李星云不太对劲,像变了个人,不知道分别后倒底经历了什么,白芷不好开口过问。
为了让达官贵人们更放心的使用器物,化物师们器物离手后便在无法感知,毕竟没有谁愿意带着一个能掌控自己行踪的东西四处浪荡,除非器物重新回到化物师手中。
当张子凡母亲祭酒真人在夜晚被身份不明之人暗伤后,白芷才产生了这个想法,可在这个节骨眼上说要帮李星云修整器物,意图太明显了。
张子凡想了办法让李星云赶紧离开了天师府,倘若他当真是凶手,那避免祭酒真人遭人第二次迫害,如果他不是,让他离开也更安全,是个两全其美的办法,张天师做事果然周全。
祭酒真人醒来后告知那夜袭击她的果然是李星云,但那个李星云满脸裂纹,像是被强行缝补起来的人皮娃娃,众人察觉异常,还是打算下山寻他探个究竟。
城内热闹非凡,熙攘人群中,白芷远远望见一个身影,周围人群匆匆而过,唯他站在原地,微微屈身捂着胸口,似乎是受了伤,脸色尤为苍白,赤玉般的瞳仁观察着来往的人群,那人身形倾长,所以白芷不过远望一眼,目光便落在他身上久久不能移目。
第一次真实的遇见那个人,似乎与他挂在房中画像气质略有不同,没有那般阴邪狠辣,反倒有几分仙人的逍遥气魄,只是这仙人如今受了伤,沾染了几分凡间血气。
那张脸,白芷望了多少个夜夜星河,朝朝初日。
绝不会认错,这个人,是玄冥教人称血染山河的尸祖:
‘侯卿’
是白若水幼年艰难时咬牙挺过来的执念,她要让冥帝众叛亲离,被最信任的人手刃,要让他死不瞑目,四位尸祖便成了最好的人选。
即使如今冥帝已死,幼年时期的执念却并没有因此落下,若尸祖能为自己所用,九重圣殿岂不是如虎添翼。
白芷初出茅庐,颇有天姿,一路上除了不良帅之外极少能有完全压制他的人,自然生出了初生牛犊不怕虎的胆魄。

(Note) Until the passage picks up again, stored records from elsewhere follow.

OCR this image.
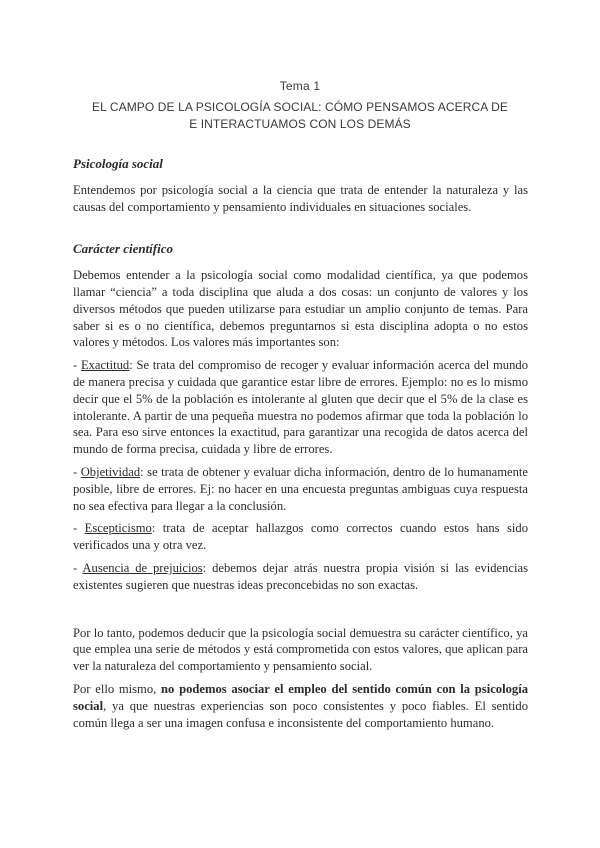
Tema 1
EL CAMPO DE LA PSICOLOGÍA SOCIAL: CÓMO PENSAMOS ACERCA DE
E INTERACTUAMOS CON LOS DEMÁS
Psicología social

Entendemos por psicología social a la ciencia que trata de entender la naturaleza y las causas del comportamiento y pensamiento individuales en situaciones sociales.

Carácter científico

Debemos entender a la psicología social como modalidad científica, ya que podemos llamar “ciencia” a toda disciplina que aluda a dos cosas: un conjunto de valores y los diversos métodos que pueden utilizarse para estudiar un amplio conjunto de temas. Para saber si es o no científica, debemos preguntarnos si esta disciplina adopta o no estos valores y métodos. Los valores más importantes son:

- Exactitud: Se trata del compromiso de recoger y evaluar información acerca del mundo de manera precisa y cuidada que garantice estar libre de errores. Ejemplo: no es lo mismo decir que el 5% de la población es intolerante al gluten que decir que el 5% de la clase es intolerante. A partir de una pequeña muestra no podemos afirmar que toda la población lo sea. Para eso sirve entonces la exactitud, para garantizar una recogida de datos acerca del mundo de forma precisa, cuidada y libre de errores.

- Objetividad: se trata de obtener y evaluar dicha información, dentro de lo humanamente posible, libre de errores. Ej: no hacer en una encuesta preguntas ambiguas cuya respuesta no sea efectiva para llegar a la conclusión.

- Escepticismo: trata de aceptar hallazgos como correctos cuando estos hans sido verificados una y otra vez.

- Ausencia de prejuicios: debemos dejar atrás nuestra propia visión si las evidencias existentes sugieren que nuestras ideas preconcebidas no son exactas.

Por lo tanto, podemos deducir que la psicología social demuestra su carácter científico, ya que emplea una serie de métodos y está comprometida con estos valores, que aplican para ver la naturaleza del comportamiento y pensamiento social.

Por ello mismo, no podemos asociar el empleo del sentido común con la psicología social, ya que nuestras experiencias son poco consistentes y poco fiables. El sentido común llega a ser una imagen confusa e inconsistente del comportamiento humano.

如今梦寐以求的‘器物’自己送上门,还受了重伤,岂不是天助我也?
于是,在那柄红伞一闪而过时,白芷栽了下山的第一个跟斗,他失去意识了!
“这位兄台脸色似乎并不好,可是有何不适?”
侯卿闻声收回看向旁边老人的目光,他此刻受了重伤,需在十二时辰内运功换血,血乃人活之根本,流淌在自己身体里的命之主宰,当然要好看的才能保持住自己经久不衰的俊朗容颜。
正一筹莫展时,有人主动和他搭上了话。
侯卿目光回转,于此,风光霁月落入眼眸。
这矜贵的小公子生得温润,脸上是谦和笑意,手中晃着一把翡翠折扇,鬓边两缕银发由赤红珠玉束起,一身珠翠琳琅挂在身上倒也不显得繁重,反而多了几分悠然自得的贵气。
侯卿点了点头:
“这个好”
白芷还未品出他说好是指什么?泣血录闪过眼前,便失去了意识。
他大意了!!
白芷是被血腥味惊醒的,痉挛般身子微微一僵,身体自然反应的缩了缩右手,蓦然睁眼,看清了自己究竟在何处时白芷的心才缓缓平静下来。。
自己此刻被人五花大绑的丢在一处洞穴角落,不远处还有一口大瓷缸,大缸旁还有一堆人骨,白芷猜测,那缸里应该是尸油,洞内难以描述的奇怪气味应该就是来自于那缸尸油。
几声生疏的笛音传来,被泣血录所伤的白芷虚弱抬头,昏黄烛火影影绰绰,映在他脸上,覆在骨笛处的薄唇朱红,衬得他那张俊俏的脸毫无血色。
白芷方才就是被那张看起来惨白一片的脸色蒙蔽,自大的忘记了天高地厚,玄冥教的尸祖高深莫测,凭什么就觉得对方稍露破绽自己就能将其掌控了?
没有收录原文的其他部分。